Peintes dans leur plus bel anonymat. Peintes dans la plus charnelle intimité. Offertes à notre vue. Sans nom, sans voix. Elles se donnent l’une à l’autre. Enlacées, passionnées.
Un penchant artistique fait danser de délicats coups de pinceau, recouvrant leurs caresses, tandis qu’un autre, presque plus voyeuriste qu’honteux, se plaît à imaginer ces mêmes caresses et celles qui les procurent. Ne pas détourner les yeux et penser… Penser ce bleu pastel et délavé des draps témoins de tant de choses. Ce bleu qui marque leur froissement, leur usure. Ce bleu qui recouvre ces corps chauds et apaisés, sereins. Et progressivement, le tableau prend vie et n’est plus une image furtive. Les traits du pinceau sont en mouvement et l’on entend le son de leurs baisers.

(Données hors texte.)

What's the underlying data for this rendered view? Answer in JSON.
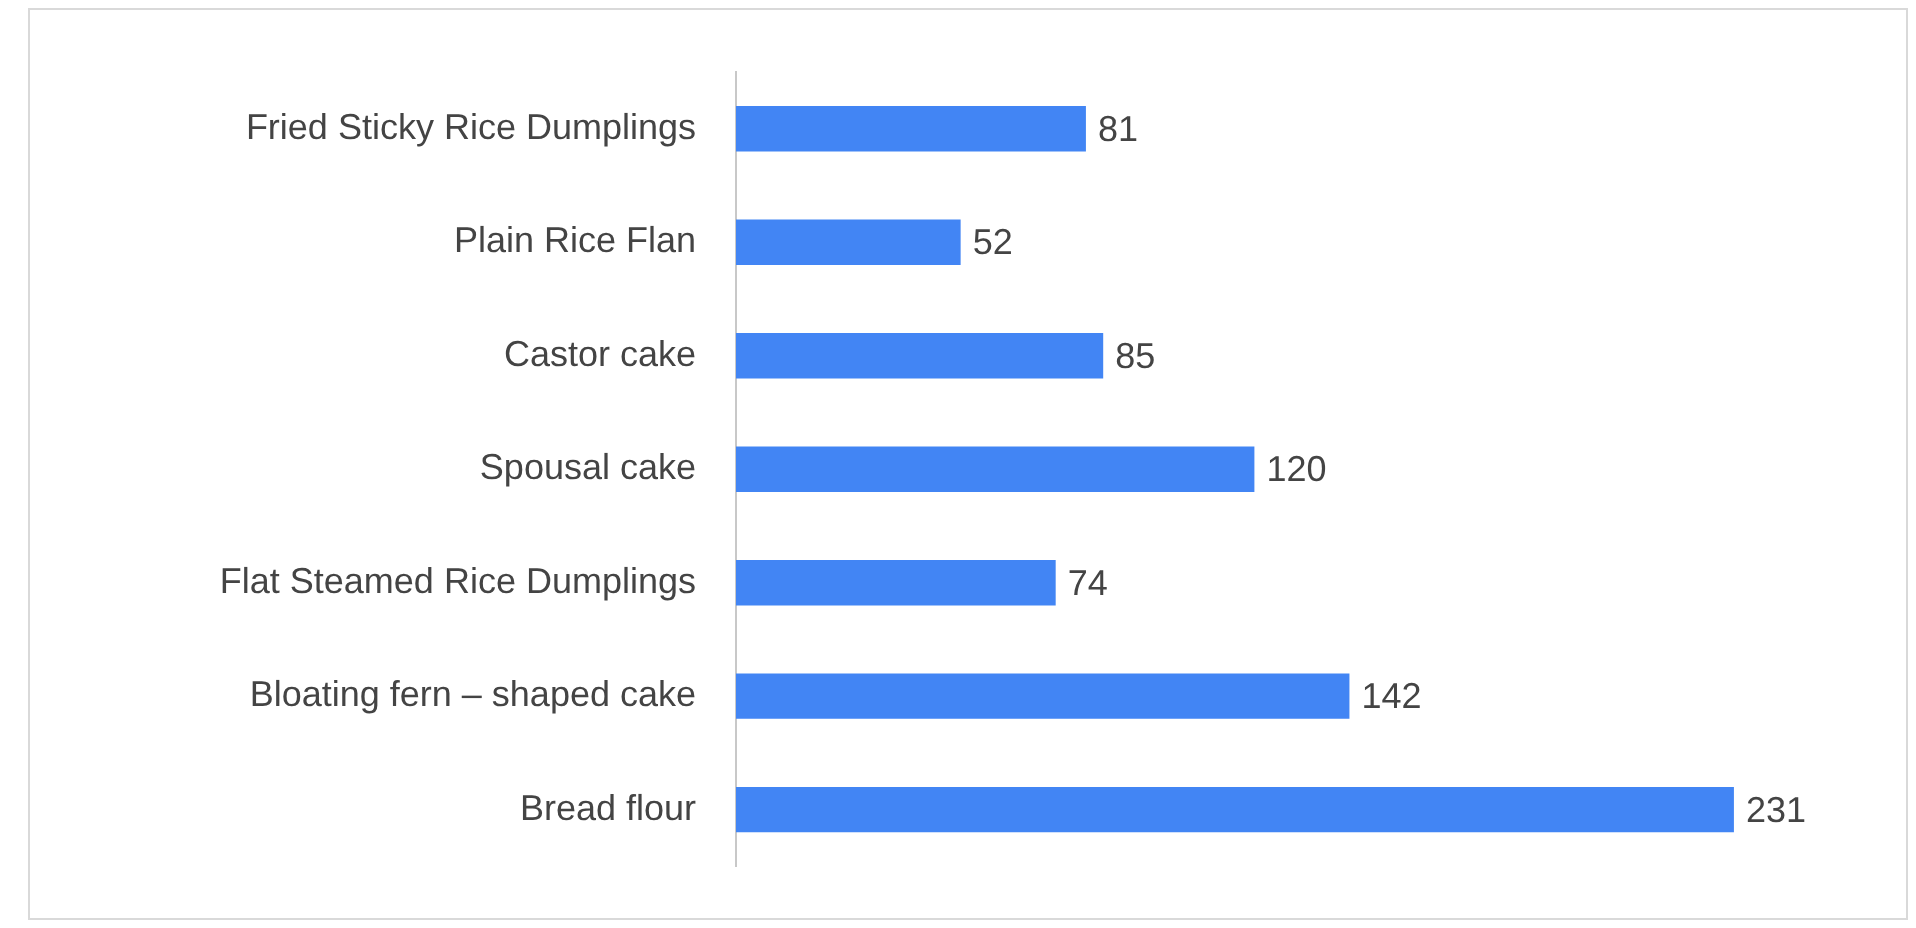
{
  "chart_data": {
    "type": "bar",
    "orientation": "horizontal",
    "categories": [
      "Fried Sticky Rice Dumplings",
      "Plain Rice Flan",
      "Castor cake",
      "Spousal cake",
      "Flat Steamed Rice Dumplings",
      "Bloating fern – shaped cake",
      "Bread flour"
    ],
    "values": [
      81,
      52,
      85,
      120,
      74,
      142,
      231
    ],
    "color": "#4285f4",
    "data_labels": true,
    "legend": false
  }
}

Par ce tableau, Toulouse-Lautrec rompt le secret de la porte fermée de cette chambre au cœur de la maison close dont on ne sait rien. Amies, amantes, elles ne cesseront jamais de susciter la curiosité. Que dirent-elles ensuite ? Peut-être rien. Elles continuent et cèdent infiniment à ce plaisir qui les unit, ce désir de l’autre et de la chair. Un plaisir intriguant. Elles sont là, femmes d’un temps passé qui pourtant s’embrassent à jamais. Et nous ne saurons pas leurs noms, le son de leur voix, la couleur de leurs yeux. Mais pour elles, leurs frissons sont peints pour l’éternité.